On the environment moreover, let's be clear that Australia should always strive to ensure that whatever we do in our country has minimal adverse impact on our unique and precious natural environment, and that includes ensuring that endangered species are protected. However, the Albanese government has completely failed to take the relevant steps to help improve the future prospects of either the species in question or the salmon workers. Reductions or closures of the salmon-farming industry's operations on the west coast of Tasmania, as seems to have long been the minister's plan, would cause thousands of direct and indirect job losses.

These impacts would be devastating at a local level, including by threatening the entire existence of the town of Strahan and other nearby regional communities, because there are simply no obvious replacement industries or adequate employment possibilities in those areas. The coalition have said on many occasions that we believe this minister's approach has been reprehensible.

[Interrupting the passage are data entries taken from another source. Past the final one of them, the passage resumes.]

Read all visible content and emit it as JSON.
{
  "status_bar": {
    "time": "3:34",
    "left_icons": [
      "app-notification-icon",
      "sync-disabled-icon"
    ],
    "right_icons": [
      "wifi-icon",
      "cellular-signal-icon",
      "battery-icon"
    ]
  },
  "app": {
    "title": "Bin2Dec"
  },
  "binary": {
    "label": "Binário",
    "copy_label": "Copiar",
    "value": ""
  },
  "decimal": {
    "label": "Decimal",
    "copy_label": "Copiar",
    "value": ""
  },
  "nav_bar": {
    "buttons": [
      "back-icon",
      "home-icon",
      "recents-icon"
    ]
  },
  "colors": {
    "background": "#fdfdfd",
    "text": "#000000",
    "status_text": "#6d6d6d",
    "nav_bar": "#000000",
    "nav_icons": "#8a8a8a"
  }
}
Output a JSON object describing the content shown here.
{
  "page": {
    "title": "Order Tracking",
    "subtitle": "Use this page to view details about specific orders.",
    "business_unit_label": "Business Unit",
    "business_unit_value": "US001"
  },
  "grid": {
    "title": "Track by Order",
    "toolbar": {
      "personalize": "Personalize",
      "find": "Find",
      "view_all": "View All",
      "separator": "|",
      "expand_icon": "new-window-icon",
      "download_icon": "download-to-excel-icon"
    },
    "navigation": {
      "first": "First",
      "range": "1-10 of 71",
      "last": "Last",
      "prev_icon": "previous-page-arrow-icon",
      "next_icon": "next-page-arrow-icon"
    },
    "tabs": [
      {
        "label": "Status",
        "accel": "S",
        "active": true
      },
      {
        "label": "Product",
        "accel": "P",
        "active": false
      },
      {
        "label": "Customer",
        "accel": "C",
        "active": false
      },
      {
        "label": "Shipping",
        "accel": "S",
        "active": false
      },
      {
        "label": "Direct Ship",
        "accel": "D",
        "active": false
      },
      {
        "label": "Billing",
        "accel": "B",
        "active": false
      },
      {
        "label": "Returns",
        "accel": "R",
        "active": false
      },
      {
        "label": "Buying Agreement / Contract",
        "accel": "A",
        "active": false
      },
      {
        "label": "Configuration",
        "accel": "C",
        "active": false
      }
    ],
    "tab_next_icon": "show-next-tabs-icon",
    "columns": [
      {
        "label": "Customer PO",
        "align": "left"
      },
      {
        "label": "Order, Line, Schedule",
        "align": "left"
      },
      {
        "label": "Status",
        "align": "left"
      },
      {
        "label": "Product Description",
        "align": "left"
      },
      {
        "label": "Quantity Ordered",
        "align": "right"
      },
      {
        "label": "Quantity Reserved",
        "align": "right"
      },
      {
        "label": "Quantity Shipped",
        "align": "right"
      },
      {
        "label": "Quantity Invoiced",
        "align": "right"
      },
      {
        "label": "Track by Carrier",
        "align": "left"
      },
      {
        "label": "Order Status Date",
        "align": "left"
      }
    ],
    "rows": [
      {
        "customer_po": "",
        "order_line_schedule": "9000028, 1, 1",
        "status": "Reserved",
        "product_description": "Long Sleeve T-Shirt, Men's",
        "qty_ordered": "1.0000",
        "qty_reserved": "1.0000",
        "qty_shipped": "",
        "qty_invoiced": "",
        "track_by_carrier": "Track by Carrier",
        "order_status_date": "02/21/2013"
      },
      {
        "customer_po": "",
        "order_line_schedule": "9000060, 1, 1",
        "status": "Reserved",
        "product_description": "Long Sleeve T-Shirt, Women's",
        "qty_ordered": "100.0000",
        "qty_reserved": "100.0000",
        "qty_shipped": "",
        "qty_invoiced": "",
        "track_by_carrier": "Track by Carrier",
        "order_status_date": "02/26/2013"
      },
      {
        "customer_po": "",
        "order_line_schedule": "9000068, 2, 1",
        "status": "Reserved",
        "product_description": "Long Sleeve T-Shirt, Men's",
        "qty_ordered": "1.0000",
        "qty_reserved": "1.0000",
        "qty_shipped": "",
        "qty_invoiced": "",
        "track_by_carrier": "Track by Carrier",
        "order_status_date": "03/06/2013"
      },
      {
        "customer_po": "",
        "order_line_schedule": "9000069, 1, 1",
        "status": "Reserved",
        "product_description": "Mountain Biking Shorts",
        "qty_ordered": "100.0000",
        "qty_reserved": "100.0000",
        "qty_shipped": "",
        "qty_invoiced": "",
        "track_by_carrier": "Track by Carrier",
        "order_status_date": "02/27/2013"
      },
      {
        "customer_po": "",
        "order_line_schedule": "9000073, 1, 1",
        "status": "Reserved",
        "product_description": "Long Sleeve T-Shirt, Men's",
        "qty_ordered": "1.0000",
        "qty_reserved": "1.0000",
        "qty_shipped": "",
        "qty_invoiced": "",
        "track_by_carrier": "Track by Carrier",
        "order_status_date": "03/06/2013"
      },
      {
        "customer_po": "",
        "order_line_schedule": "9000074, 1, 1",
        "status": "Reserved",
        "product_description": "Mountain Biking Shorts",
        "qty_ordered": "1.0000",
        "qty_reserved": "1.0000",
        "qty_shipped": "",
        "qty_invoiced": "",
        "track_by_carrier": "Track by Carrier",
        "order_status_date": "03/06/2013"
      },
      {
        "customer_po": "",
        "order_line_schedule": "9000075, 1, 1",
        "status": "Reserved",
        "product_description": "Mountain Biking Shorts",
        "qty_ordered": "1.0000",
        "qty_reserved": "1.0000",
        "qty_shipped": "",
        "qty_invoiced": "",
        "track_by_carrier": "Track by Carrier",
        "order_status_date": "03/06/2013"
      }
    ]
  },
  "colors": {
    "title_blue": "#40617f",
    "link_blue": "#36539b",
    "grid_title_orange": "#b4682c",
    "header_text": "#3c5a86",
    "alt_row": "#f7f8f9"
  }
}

It has provided none of the necessary urgency or certainty and, in the case of the salmon workers in particular, has only created heightened anxiety and stress.

Science should have been better respected. In keeping with this point, it is very important to note the significant findings of a wealth of scientific studies and observations over the last 15 months. These have included reports from the Tasmanian Environment Protection Authority, the Institute for Marine and Antarctic Studies and Dr Ian Wallis and commentary from the University of Tasmania's Professor Barry Brook.

Among other conclusions, these studies and observations have pointed to manifest improvements in water quality in Macquarie Harbour, to no further declines in recent years in numbers of skates, the threatened species, and instead to stabilisation and positive signs for growth and to major flaws in some of the original modelling that was provided to the Threatened Species Scientific Committee. They also indicate that any threat to the existence of skates is due to a multitude of many different factors. Such findings are obviously also underscored by the fact that, unlike in Macquarie Harbour, the skate became all but extinct many years ago in Bathurst Harbour. That is an area of Tasmania in which salmon farming has never been practised. For all these reasons and many others, the strong view of the coalition is that the skate population and the salmon industry can clearly coexist sustainability at Macquarie Harbour, and that this provides the most balanced and positive outcome for everyone.